Let $k = 1, \dots, K$ index the expert physicians from whom the histograms for ${\bar{θ}}_{1}$ and ${\bar{θ}}_{2}$ are elicited. We formulate a marginal model for the k-th physician’s prior on ${\bar{θ}}_{j}$ by assuming a parametric distribution $p_{j, k} ({\bar{θ}}_{j} | μ_{j, k}, γ_{j, k}),$ where $μ_{j, k}$ is a location parameter and $γ_{j, k} > 0$ is a precision parameter, for j = 1, 2. We formulate the marginal distributions in terms of location and precision parameters to facilitate analysis of the sensitivity of posterior inferences to prior bias and informativeness, which we will describe in Section 5 below. Association between ${\bar{θ}}_{1}$ and ${\bar{θ}}_{2}$ in each physician’s joint prior is induced by assuming a bivariate prior for two latent physician effects (frailties), one effect for location and a second effect for precision. The marginals of $[{\bar{θ}}_{1} | μ_{1, k}, γ_{1, k}]$ and $[{\bar{θ}}_{2} | μ_{2, k}, γ_{2, k}]$ are defined conditional on the k-th physician’s frailties, and a bivariate prior then is obtained by averaging the product of these conditional marginals over the frailty distribution.

Models for the marginal priors of the $θ_{j, k}$ ’s may be chosen for their tractability, since they will be fit to the elicited histograms.
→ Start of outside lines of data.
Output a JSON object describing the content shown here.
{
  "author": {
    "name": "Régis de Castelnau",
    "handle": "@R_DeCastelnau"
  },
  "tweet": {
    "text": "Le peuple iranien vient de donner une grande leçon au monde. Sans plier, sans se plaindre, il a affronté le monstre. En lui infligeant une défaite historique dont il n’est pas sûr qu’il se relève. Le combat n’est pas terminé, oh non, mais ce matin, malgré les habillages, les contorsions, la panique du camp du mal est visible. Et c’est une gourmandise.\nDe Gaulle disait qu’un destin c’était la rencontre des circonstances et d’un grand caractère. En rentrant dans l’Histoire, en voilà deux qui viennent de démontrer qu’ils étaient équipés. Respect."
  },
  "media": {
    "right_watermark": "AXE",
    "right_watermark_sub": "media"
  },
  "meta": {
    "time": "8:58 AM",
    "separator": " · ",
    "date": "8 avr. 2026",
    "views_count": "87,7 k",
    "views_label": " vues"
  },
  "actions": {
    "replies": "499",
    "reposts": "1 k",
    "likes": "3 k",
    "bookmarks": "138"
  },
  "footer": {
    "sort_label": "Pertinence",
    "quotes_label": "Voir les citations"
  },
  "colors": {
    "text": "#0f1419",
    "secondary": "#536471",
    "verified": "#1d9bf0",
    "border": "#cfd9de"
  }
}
We require that they are parameterized in terms of location and precision parameters, μ and $γ,$ to give the structure needed for conducting prior-to-posterior sensitivity analyses. For binary Y, where the $θ_{j, k}$ ’s are probabilities, the beta distribution is a convenient, flexible family of parametric priors. Suppressing (j, k) temporarily, the beta pdf with mean μ and variance $μ (1 - μ) / (1 + γ)$ is given by

p (x | μ, γ) = \frac{x^{μ γ - 1} (1 - x)^{(1 - μ) γ - 1}}{B (μ γ, (1 - μ) γ)}, 0 < x < 1

where B(a, b) = $Γ (a) Γ (b) / Γ (a + b)$ and $Γ (\cdot)$ denotes the gamma function. Thus, larger γ corresponds to greater precision. For real-valued Y, the normal distribution with mean μ and precision parameter γ = 1/ $var (θ)$ is a natural choice for the prior family. For Y an event time or other nonnegative-valued random variable, there are several reasonable two-parameter models that may be defined in terms of location and precision parameters. For example, a flexible model for the prior of the $θ_{j, k}$ ’s is a gamma distribution with mean μ and precision γ, with pdf

p (x | μ, γ) = \frac{(μ γ)^{μ^{2} γ} x^{μ^{2} γ - 1} e^{- μ γ x}}{Γ (μ^{2} γ)} x > 0

To obtain priors for ${\bar{θ}}_{1}$ and ${\bar{θ}}_{2},$ the parametric models $p_{1, k} ({\bar{θ}}_{1} | μ_{1, k}, γ_{1, k})$ and $p_{2, k} ({\bar{θ}}_{2} | μ_{2, k}, γ_{2, k})$ are fit to the corresponding histograms elicited from the k-th physician, which yields numerical values of the four hyperparameters $μ_{1, k}, γ_{1, k}, μ_{2, k}, γ_{2, k},$ for each $k = 1, \dots, K .$ A numerical method for obtaining these fits is described below, in Section 3.2.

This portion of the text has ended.